Most of New York’s subway system still relies on antiquated technology, known as block signaling, to coordinate the movement of trains. A modern system, known as communications-based train control, or C.B.T.C., is more dependable and exact, making it possible to reduce the amount of space between trains.
A computerized signal system like C.B.T.C. is also safer because trains can be stopped automatically. New York’s quest to install the new system began in 1991, after a
subway derailment at Union Square in Manhattan killed five people. The train operator was speeding after he had been drinking.
More than 25 years later, the authority has little to show for its effort to install modern signals. The L line began using computerized signals in 2009 after
about a decade of work. A second line, the No. 7, should have received new signals last year, but the project was delayed until the end of this year.

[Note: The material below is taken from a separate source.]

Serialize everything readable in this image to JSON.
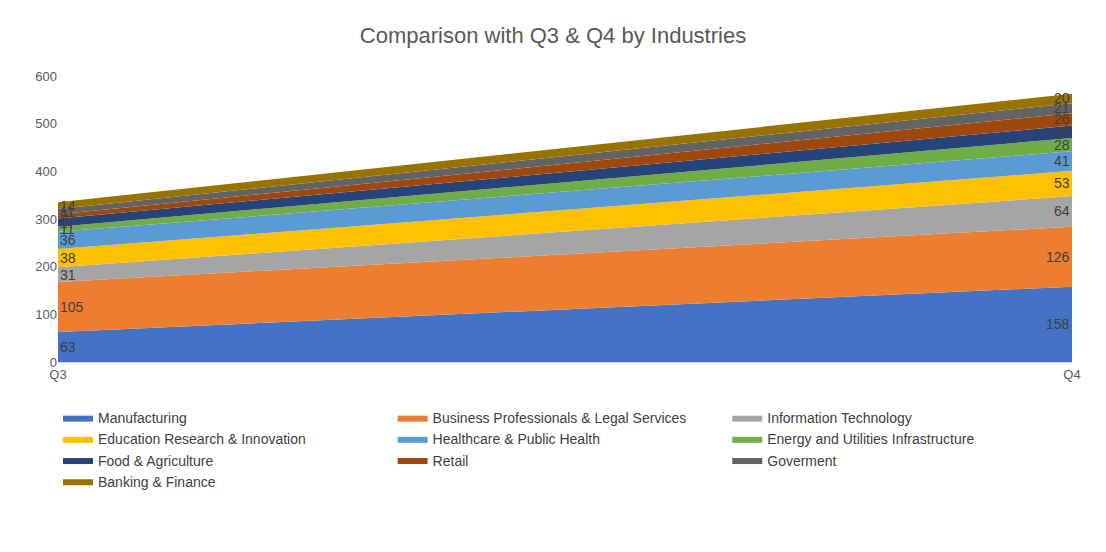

The process is complicated. It requires installing transponders every 500 feet on the tracks, along with radios and zone controllers, and buying new trains or upgrading them with onboard computers, radios and speed sensors. The authority also had to develop a design and software that was tailored to New York’s subway.
Over the years, the authority has kept pushing back the timeline for replacing signals. In 1997, officials said that every line would be computerized by this year. By 2005, they had pushed the deadline to 2045, and now even that target seems unrealistic.
Upgrading the signals is expensive, but an even bigger challenge is scheduling work on such a vast system where ridership is always high, even on weekends, Mr. Prendergast said.
“The money issue, as difficult as it is, is an easier issue to sort than how much work can the system sustain at one given period of time,” he said.
As ridership exploded on the L line, which runs between Brooklyn and downtown Manhattan, the agency did not have enough train cars built to communicate with the new signals.
“It took way too long, but it was a confluence of things that made it take a while,” said Richard Barone, a vice president at the Regional Plan Association, an urban policy group that has
studied New York’s signals.
The authority awarded a contract for the No. 7 line work in 2010, but Hurricane Sandy struck two years later, damaging subway tracks and delaying the project. And officials have been reluctant to frustrate riders by halting train service for long stretches, leaving workers with few windows to finish the work, Mr. Barone said.